Initiative set to reconstruct community infrastructure to enhance social and economic connectivity.

The project has specific objective of assisting vulnerable communities, mostly women and children, to respond to unexpected disasters through all project activities, promoting active participation of women, recovery of conflict and disaster affected communities’ and providing safer and healthy environment for children.

The project will support most vulnerable urban poor families to re-construct low-cost housing in Yangon and will assist conflict affected communities in restoration of community infrastructure in Mansi and Momauk Townships (Kachin State) and Pekkon Township (Shan State) through people’s process. UN-Habitat Country Programme Manager, Bijay Karmacharya, said “the Programme for Emergency Assistance to Poor and Vulnerable Community in Ethnic Minority Areas and Yangon is framed within the overall objective of helping Myanmar’s poor and vulnerable communities affected by conflicts and natural disasters to address the emergency needs to restore a normal life and to sustainably improve the quality of life”.

The programme will help conflict affected communities in Kachin State and impoverished communities in Shan State supporting them to reconstruct community infrastructure to enhance social and economic connectivity. Furthermore, the programme will support vulnerable communities living in poor housing conditions in disaster prone areas of Yangon where safety and living conditions of mainly women and children are improved with better housing conditions.

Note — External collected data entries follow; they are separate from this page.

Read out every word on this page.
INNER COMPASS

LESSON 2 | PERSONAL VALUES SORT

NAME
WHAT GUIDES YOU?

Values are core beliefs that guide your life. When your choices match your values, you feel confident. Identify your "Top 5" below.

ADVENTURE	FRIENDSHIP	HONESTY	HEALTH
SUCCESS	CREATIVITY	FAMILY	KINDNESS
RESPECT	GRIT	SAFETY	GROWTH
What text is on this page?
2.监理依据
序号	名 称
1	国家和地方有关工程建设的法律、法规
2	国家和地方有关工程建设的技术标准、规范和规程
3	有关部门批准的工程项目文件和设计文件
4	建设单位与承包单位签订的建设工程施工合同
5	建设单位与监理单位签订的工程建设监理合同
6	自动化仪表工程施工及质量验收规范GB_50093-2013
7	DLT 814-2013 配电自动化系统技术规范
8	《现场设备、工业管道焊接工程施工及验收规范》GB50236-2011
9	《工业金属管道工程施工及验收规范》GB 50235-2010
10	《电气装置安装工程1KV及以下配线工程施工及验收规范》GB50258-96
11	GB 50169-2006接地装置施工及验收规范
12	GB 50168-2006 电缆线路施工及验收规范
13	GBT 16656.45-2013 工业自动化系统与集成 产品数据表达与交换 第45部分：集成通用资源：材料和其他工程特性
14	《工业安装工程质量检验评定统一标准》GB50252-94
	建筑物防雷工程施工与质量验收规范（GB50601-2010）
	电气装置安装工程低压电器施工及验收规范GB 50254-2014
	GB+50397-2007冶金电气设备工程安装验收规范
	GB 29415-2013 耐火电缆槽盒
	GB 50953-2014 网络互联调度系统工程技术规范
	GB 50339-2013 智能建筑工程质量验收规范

The programme for emergency assistance is expected to benefit over 65,000 poor and vulnerable people. Communities in Myanmar have been experiencing a series of socio economic setbacks due to conflicts, repeated natural disasters and extreme weather conditions. Over half a million people have been displaced due to conflict alone as of September 2014. In Kachin State nearly 100,000 people currently remain displaced from their homes and are accommodated in over 150 different locations and host communities; over 50 per cent are housed in camps located in areas beyond government control.

The Government of Japan is one of the strongest development partners of UN-Habitat; it has assisted vulnerable communities and supported over half a million ethnic people with its grant assistance over the last three years in a similar project.